Mundo ficciónIniciar sesiónCAPÍTULO 3 - CONSIGUIENDO LA APROBACIÓN
Julian se quedó mirando el documento frente a él durante unos segundos que parecieron eternos, antes de soltar una risa seca y dejar caer el bolígrafo.
—¿Ahora quieres divorciarte? —soltó burlón, mirándola fijamente con esos ojos intensos que solían intimidar a sus rivales de negocios—. Chloe, si esto es una tonta táctica para llamar mi atención, te adelanto que no va a funcionar en lo absoluto.
Ella se mantuvo firme, con la espalda completamente erguida y los brazos cruzados, sosteniendo los documentos frente a él sin permitir que la más mínima emoción traicionara su rostro.
Al ver que ella no se doblegaba, Julian se inclinó hacia adelante, apoyando los codos sobre el escritorio, y continuó atacando su orgullo.
—Te advierto que si estás usando el regreso de Vanessa como una táctica barata para hacerte la difícil y hacerme sentir culpable, no va a funcionar conmigo. Tendrías que ser... importante para que algo así suceda.
«¿Hacerme la difícil? ¿Eso es lo que realmente cree?»
Chloe apretó los puños, tragándose el insulto que quemaba en su garganta. Y se dijo que de haber sabido tres años atrás que este era el verdadero Julian Kingston —un hombre soberbio, frío e incapaz de un gramo de empatía—, jamás habría pronunciado la maldita palabra "sí" en el altar.
En cambio, habría aceptado sin dudar aquella beca completa en Londres y se habría marchado lejos de esta familia. Porque ahora entendía, con una claridad dolorosa, que no importaba lo que dijera o hiciera; nada iba a cambiar los profundos prejuicios que él tenía grabados sobre ella desde el primer día.

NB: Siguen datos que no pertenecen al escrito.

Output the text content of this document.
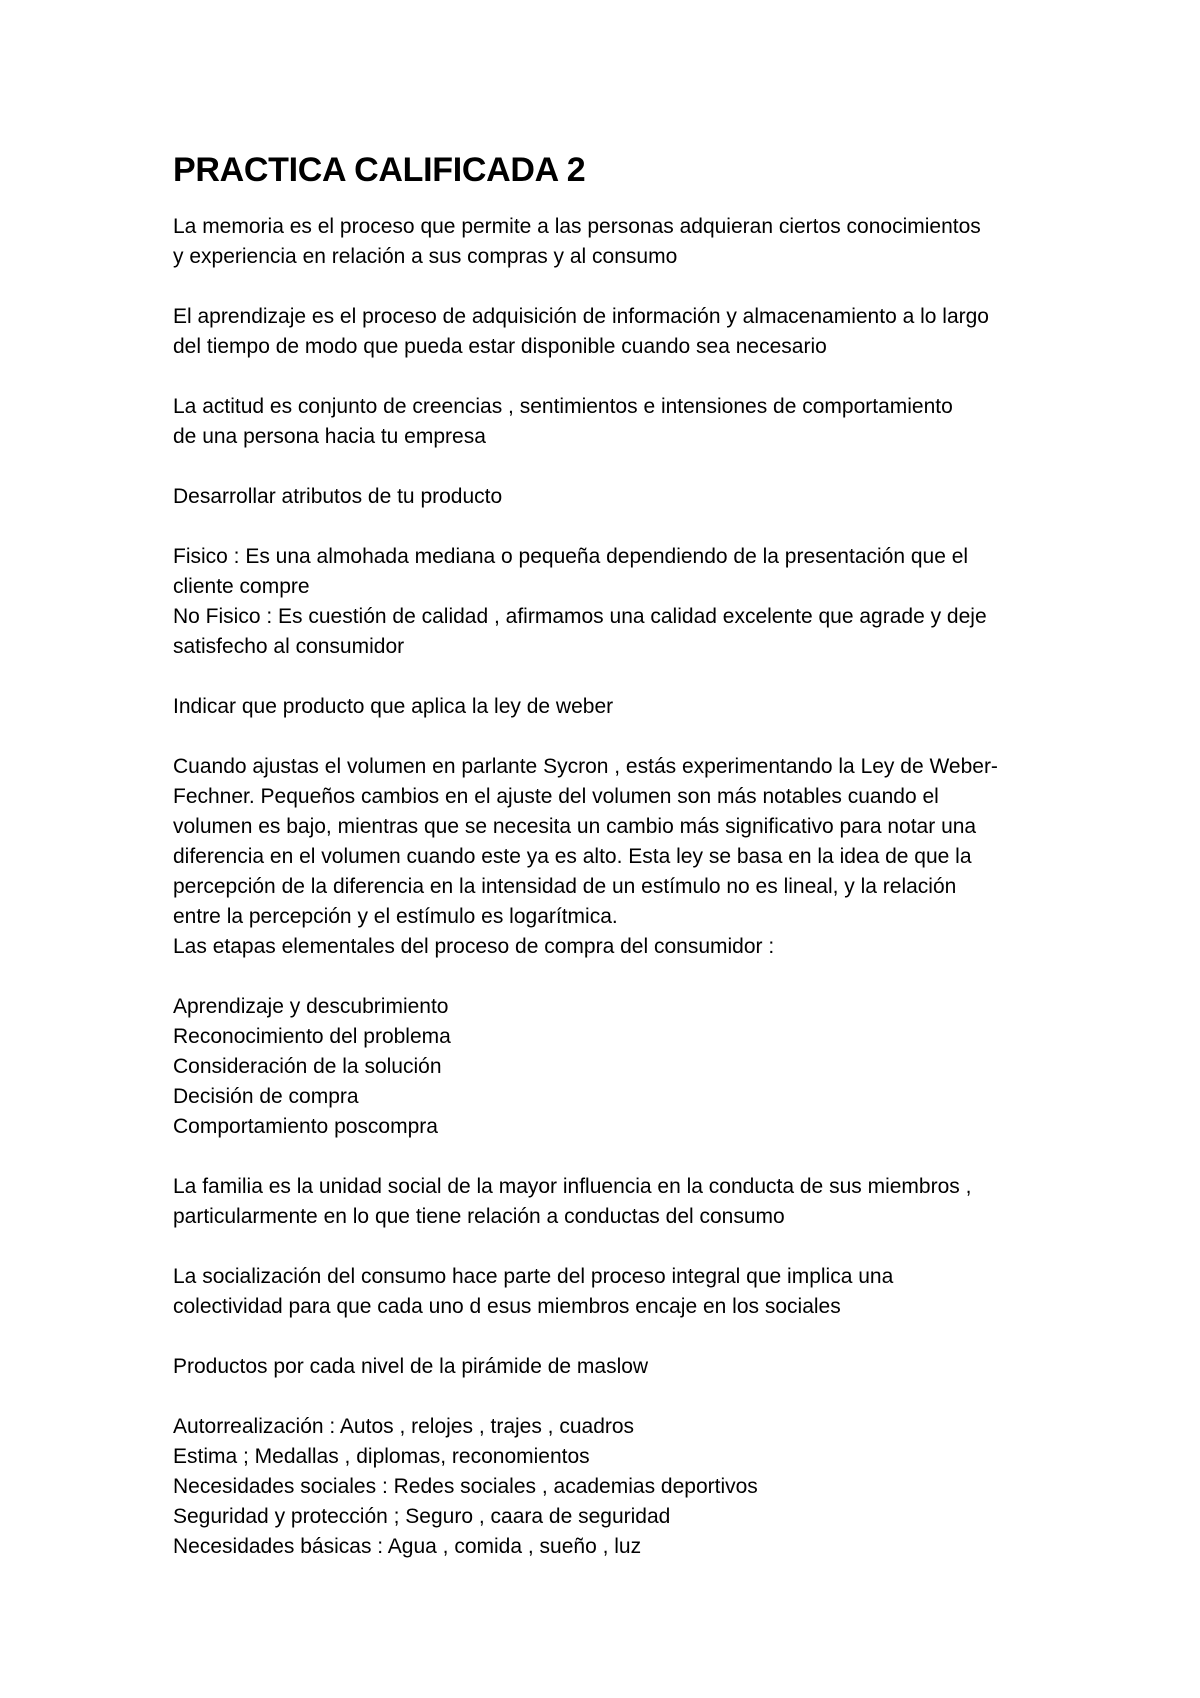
PRACTICA CALIFICADA 2
La memoria es el proceso que permite a las personas adquieran ciertos conocimientos
y experiencia en relación a sus compras y al consumo
El aprendizaje es el proceso de adquisición de información y almacenamiento a lo largo
del tiempo de modo que pueda estar disponible cuando sea necesario
La actitud es conjunto de creencias , sentimientos e intensiones de comportamiento
de una persona hacia tu empresa
Desarrollar atributos de tu producto
Fisico : Es una almohada mediana o pequeña dependiendo de la presentación que el
cliente compre
No Fisico : Es cuestión de calidad , afirmamos una calidad excelente que agrade y deje
satisfecho al consumidor
Indicar que producto que aplica la ley de weber
Cuando ajustas el volumen en parlante Sycron , estás experimentando la Ley de Weber-
Fechner. Pequeños cambios en el ajuste del volumen son más notables cuando el
volumen es bajo, mientras que se necesita un cambio más significativo para notar una
diferencia en el volumen cuando este ya es alto. Esta ley se basa en la idea de que la
percepción de la diferencia en la intensidad de un estímulo no es lineal, y la relación
entre la percepción y el estímulo es logarítmica.
Las etapas elementales del proceso de compra del consumidor :
Aprendizaje y descubrimiento
Reconocimiento del problema
Consideración de la solución
Decisión de compra
Comportamiento poscompra
La familia es la unidad social de la mayor influencia en la conducta de sus miembros ,
particularmente en lo que tiene relación a conductas del consumo
La socialización del consumo hace parte del proceso integral que implica una
colectividad para que cada uno d esus miembros encaje en los sociales
Productos por cada nivel de la pirámide de maslow
Autorrealización : Autos , relojes , trajes , cuadros
Estima ; Medallas , diplomas, reconomientos
Necesidades sociales : Redes sociales , academias deportivos
Seguridad y protección ; Seguro , caara de seguridad
Necesidades básicas : Agua , comida , sueño , luz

—No es ninguna táctica —respondió, forzándose a mantener la voz firme y sosteniéndole la mirada sin vacilar—. Quiero el divorcio, Julian. Hablo completamente en serio.
Él la evaluó en silencio durante un largo segundo, escaneando cada facción de su rostro con una intensidad calculadora. Luego, volvió a sonreír de medio lado, como si hubiera descubierto un truco barato en un juego de cartas.

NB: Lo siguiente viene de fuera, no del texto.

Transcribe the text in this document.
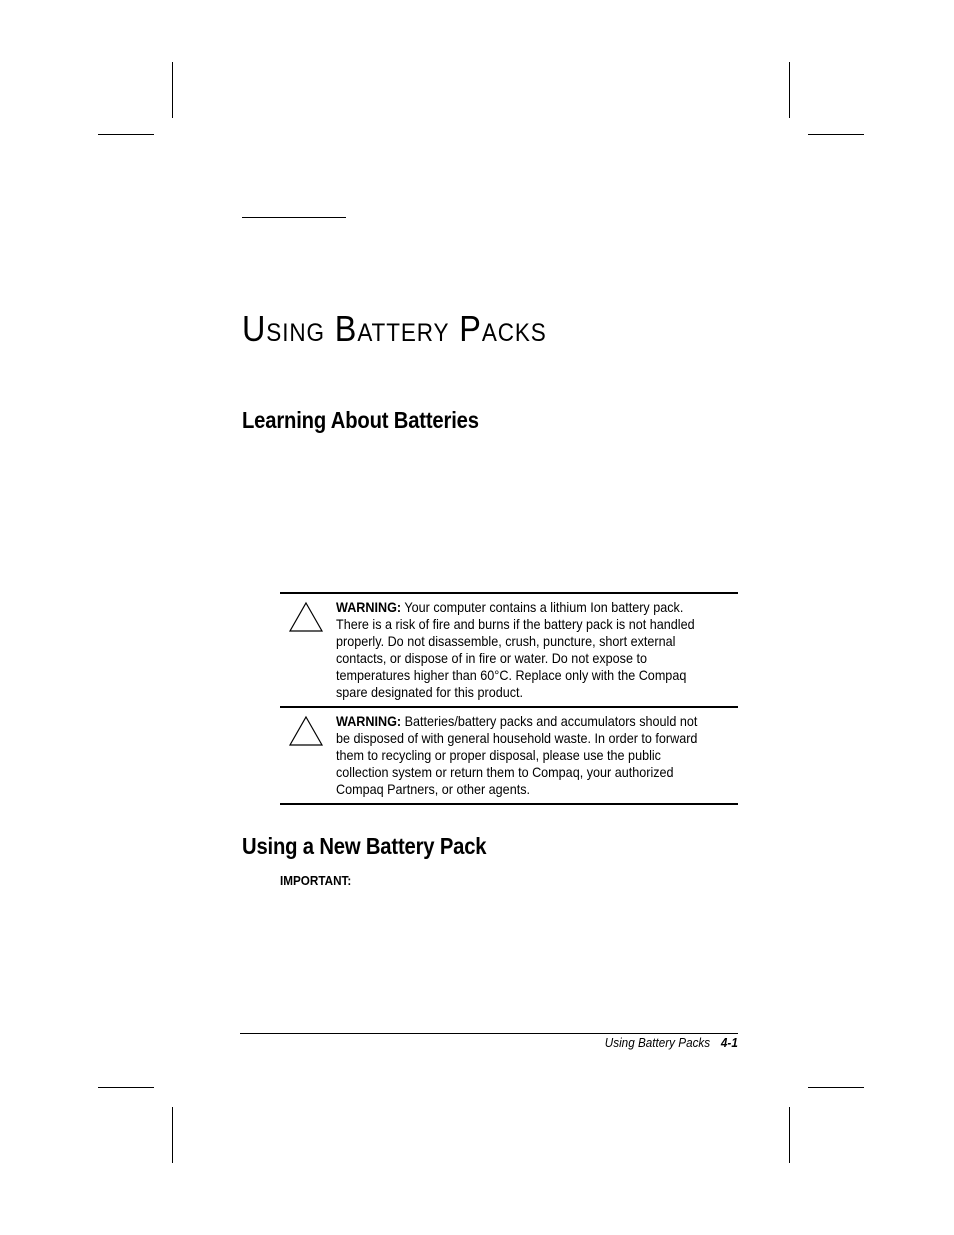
Using Battery Packs
Learning About Batteries
WARNING: Your computer contains a lithium Ion battery pack. There is a risk of fire and burns if the battery pack is not handled properly. Do not disassemble, crush, puncture, short external contacts, or dispose of in fire or water. Do not expose to temperatures higher than 60°C. Replace only with the Compaq spare designated for this product.
WARNING: Batteries/battery packs and accumulators should not be disposed of with general household waste. In order to forward them to recycling or proper disposal, please use the public collection system or return them to Compaq, your authorized Compaq Partners, or other agents.
Using a New Battery Pack
IMPORTANT:
Using Battery Packs 4-1
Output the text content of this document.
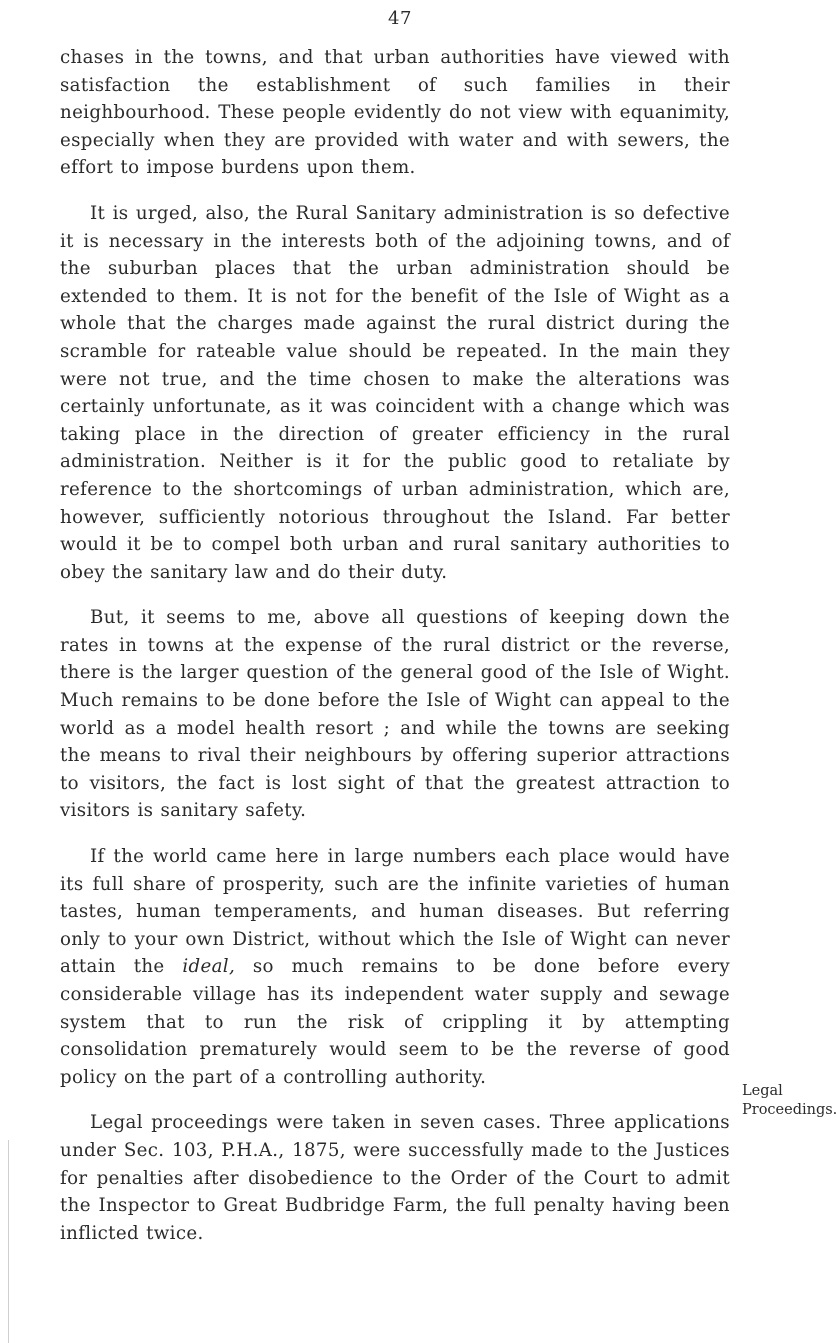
47

chases in the towns, and that urban authorities have viewed with satisfaction the establishment of such families in their neighbourhood. These people evidently do not view with equanimity, especially when they are provided with water and with sewers, the effort to impose burdens upon them.

It is urged, also, the Rural Sanitary administration is so defective it is necessary in the interests both of the adjoining towns, and of the suburban places that the urban administration should be extended to them. It is not for the benefit of the Isle of Wight as a whole that the charges made against the rural district during the scramble for rateable value should be repeated. In the main they were not true, and the time chosen to make the alterations was certainly unfortunate, as it was coincident with a change which was taking place in the direction of greater efficiency in the rural administration. Neither is it for the public good to retaliate by reference to the shortcomings of urban administration, which are, however, sufficiently notorious throughout the Island. Far better would it be to compel both urban and rural sanitary authorities to obey the sanitary law and do their duty.

But, it seems to me, above all questions of keeping down the rates in towns at the expense of the rural district or the reverse, there is the larger question of the general good of the Isle of Wight. Much remains to be done before the Isle of Wight can appeal to the world as a model health resort ; and while the towns are seeking the means to rival their neighbours by offering superior attractions to visitors, the fact is lost sight of that the greatest attraction to visitors is sanitary safety.

If the world came here in large numbers each place would have its full share of prosperity, such are the infinite varieties of human tastes, human temperaments, and human diseases. But referring only to your own District, without which the Isle of Wight can never attain the ideal, so much remains to be done before every considerable village has its independent water supply and sewage system that to run the risk of crippling it by attempting consolidation prematurely would seem to be the reverse of good policy on the part of a controlling authority.

Legal proceedings were taken in seven cases. Three applications under Sec. 103, P.H.A., 1875, were successfully made to the Justices for penalties after disobedience to the Order of the Court to admit the Inspector to Great Budbridge Farm, the full penalty having been inflicted twice.

Legal
Proceedings.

La verdad era que el orgullo de Julian lo cegaba por completo.
Él creía fielmente, desde el inicio de su relación, que Chloe codiciaba el poder, el dinero y el prestigioso apellido de la familia Kingston. Estaba convencido de que se había ganado el favor y la compasión de su abuelo solo para escalar posiciones y convertirse en una mujer de estatus.

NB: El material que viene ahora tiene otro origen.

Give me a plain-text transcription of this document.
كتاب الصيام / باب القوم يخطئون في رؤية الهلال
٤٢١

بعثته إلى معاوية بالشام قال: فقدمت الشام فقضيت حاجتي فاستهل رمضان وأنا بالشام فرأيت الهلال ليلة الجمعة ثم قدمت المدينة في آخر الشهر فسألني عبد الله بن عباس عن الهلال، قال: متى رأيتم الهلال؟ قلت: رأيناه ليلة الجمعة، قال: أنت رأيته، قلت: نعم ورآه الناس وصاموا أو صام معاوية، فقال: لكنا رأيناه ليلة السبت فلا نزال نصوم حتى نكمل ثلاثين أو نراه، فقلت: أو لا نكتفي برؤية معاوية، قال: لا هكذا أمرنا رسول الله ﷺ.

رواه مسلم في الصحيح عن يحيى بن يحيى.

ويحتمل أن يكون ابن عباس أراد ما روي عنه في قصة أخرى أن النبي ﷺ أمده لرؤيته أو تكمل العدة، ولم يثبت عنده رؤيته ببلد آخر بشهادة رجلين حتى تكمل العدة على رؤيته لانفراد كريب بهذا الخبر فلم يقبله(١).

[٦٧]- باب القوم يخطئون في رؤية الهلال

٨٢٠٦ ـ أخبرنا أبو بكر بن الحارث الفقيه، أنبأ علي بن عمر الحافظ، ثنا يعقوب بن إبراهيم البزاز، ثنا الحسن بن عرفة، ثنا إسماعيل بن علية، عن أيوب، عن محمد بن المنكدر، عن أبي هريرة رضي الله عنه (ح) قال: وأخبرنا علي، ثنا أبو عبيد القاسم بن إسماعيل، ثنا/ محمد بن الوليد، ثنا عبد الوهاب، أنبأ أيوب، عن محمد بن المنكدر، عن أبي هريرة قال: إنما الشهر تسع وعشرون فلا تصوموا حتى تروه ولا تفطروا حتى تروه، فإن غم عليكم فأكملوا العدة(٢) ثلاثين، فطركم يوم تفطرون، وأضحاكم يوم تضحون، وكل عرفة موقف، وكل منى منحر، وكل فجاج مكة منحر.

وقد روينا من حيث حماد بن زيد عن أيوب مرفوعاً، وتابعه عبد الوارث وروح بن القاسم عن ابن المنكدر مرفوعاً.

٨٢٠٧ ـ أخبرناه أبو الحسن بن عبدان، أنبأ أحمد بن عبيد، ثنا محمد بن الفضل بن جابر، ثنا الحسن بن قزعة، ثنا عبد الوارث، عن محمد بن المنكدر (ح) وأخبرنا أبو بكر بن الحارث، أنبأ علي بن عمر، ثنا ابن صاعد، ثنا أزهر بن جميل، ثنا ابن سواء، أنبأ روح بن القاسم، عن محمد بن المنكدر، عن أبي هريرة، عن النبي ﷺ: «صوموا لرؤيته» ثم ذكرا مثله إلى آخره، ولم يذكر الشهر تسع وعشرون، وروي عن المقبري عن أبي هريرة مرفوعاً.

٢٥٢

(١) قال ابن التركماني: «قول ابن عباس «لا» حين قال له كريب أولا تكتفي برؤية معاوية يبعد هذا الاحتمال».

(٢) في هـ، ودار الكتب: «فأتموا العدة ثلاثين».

Para su mente desconfiada, Chloe era la última persona en todo el mundo que desearía un divorcio real y voluntario.
—Ok, de acuerdo, acepto el divorcio —dijo él, con un tono displicente—. Pero dime una cosa, ¿el abuelo sabe de esto? Si realmente tienes el valor de divorciarte de mí, primero ve y soluciónalo con él. Consigue su aprobación y luego vienes a hablar conmigo con papeles reales. De lo contrario, no me hagas perder mi valioso tiempo.
Aquellas tajantes preguntas dejaron a Chloe sin palabras por un instante. Era verdad; divorciarse de Julian no era un asunto tan sencillo, al menos no para ella. Su vida entera y su puesto en la compañía estaban ligados a la voluntad del viejo patriarca de la familia.
Derepente Julian se puso de pie, abotonándose el saco del traje y manteniendo su habitual desdén.
—Si no tienes la capacidad de resolver ese pequeño detalle con mi abuelo —sentenció con voz autoritaria, mirándola desde arriba—, entonces limítate a cumplir con tu deber como vicepresidenta en la empresa y como la señora Kingston en casa. No me traigas más berrinches.
Con los papeles del acuerdo todavía sobre la mesa, Chloe le dio una mirada de puro desafío, una chispa de rebeldía que Julian jamás había visto en ella.
—Fue un descuido de mi parte. Pero no te preocupes, me comunicaré con tu abuelo hoy mismo para arreglarlo.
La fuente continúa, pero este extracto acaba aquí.